Bakınız gayet itidalli konuşan Gazali müziğin yasak olduğunu değil,insanı eşliğinde harama götürecek bir müziğin yasaklandığını bildirmektedir.
 Bir müzik insanı nereye götürebilir ki diye soracak olanlara örneğin dinlediği bir efkarlı parçayla vücudunu jiletleyen, hatta intihara yeltenen ya da benzeri bir çok örnek verebiliriz.

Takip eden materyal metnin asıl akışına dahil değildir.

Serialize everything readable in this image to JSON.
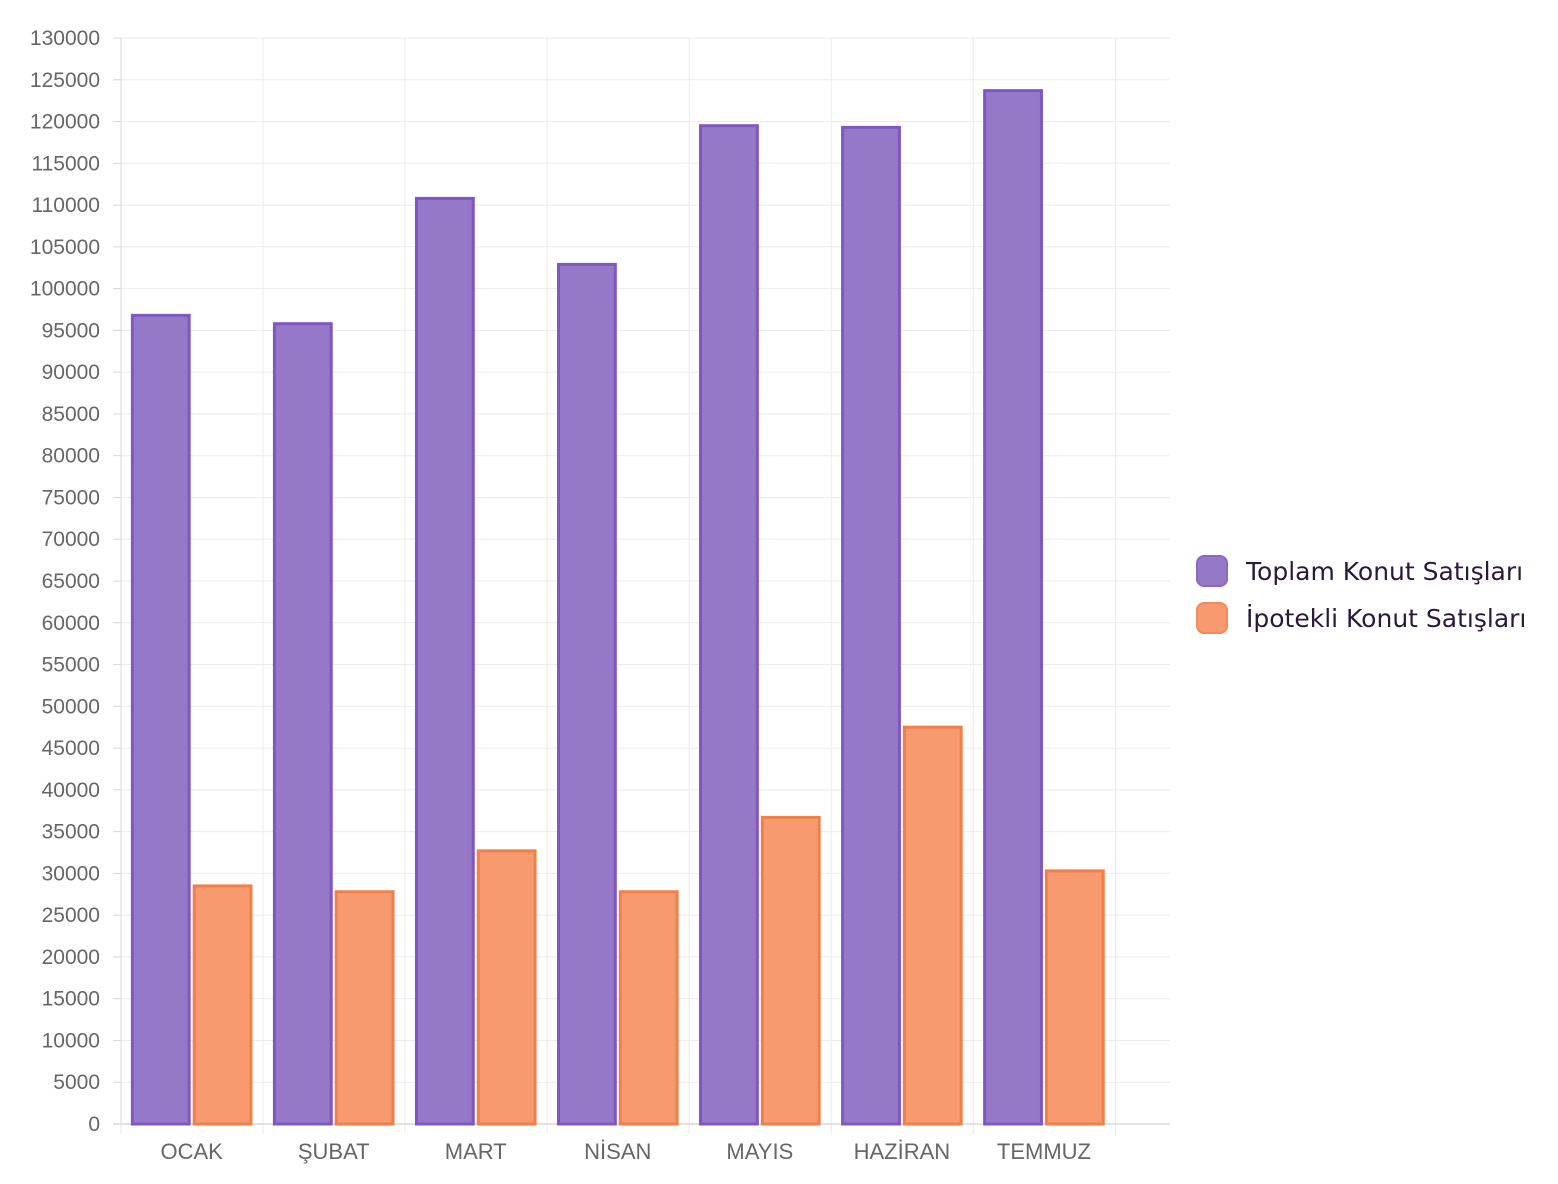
{
  "chart_data": {
    "type": "bar",
    "categories": [
      "OCAK",
      "ŞUBAT",
      "MART",
      "NİSAN",
      "MAYIS",
      "HAZİRAN",
      "TEMMUZ"
    ],
    "series": [
      {
        "name": "Toplam Konut Satışları",
        "values": [
          96800,
          95800,
          110800,
          102900,
          119500,
          119300,
          123700
        ],
        "fill": "#9678c8",
        "stroke": "#7e57c2"
      },
      {
        "name": "İpotekli Konut Satışları",
        "values": [
          28500,
          27800,
          32700,
          27800,
          36700,
          47500,
          30300
        ],
        "fill": "#f79a70",
        "stroke": "#f08048"
      }
    ],
    "ylim": [
      0,
      130000
    ],
    "ytick_step": 5000,
    "grid": true,
    "legend_position": "right"
  }
}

Arızaların beşincisi: Müzik dinleyicisinin âvâmdan olması da bir handikaptır. İşi gücü bırakıp müzik parçaları ile oyalanmakzaman yönetiminden habersizlikten  başka bir şey değildir. Boş vakitleri öldürüp, oyuna ve eğlenceye dalmak cinâyettir. Nasıl küçük günahlar ısrar ve devamla büyür ve büyük günaha dönüşürse, mubahlar da ısrar ve devamla küçük günaha dönüşürler. Mubahları devamlı olarak takip etmek kişiye bir kemâl ve feyiz vermediği gibi, kişinin elde bulunan mâneviyâtından ve feyzinden de bir miktar alır gider.
Gördüğümüz gibi yine olayın sonucu ilk örneğe dönüyor hayatı kaplarsa büyük tehlike...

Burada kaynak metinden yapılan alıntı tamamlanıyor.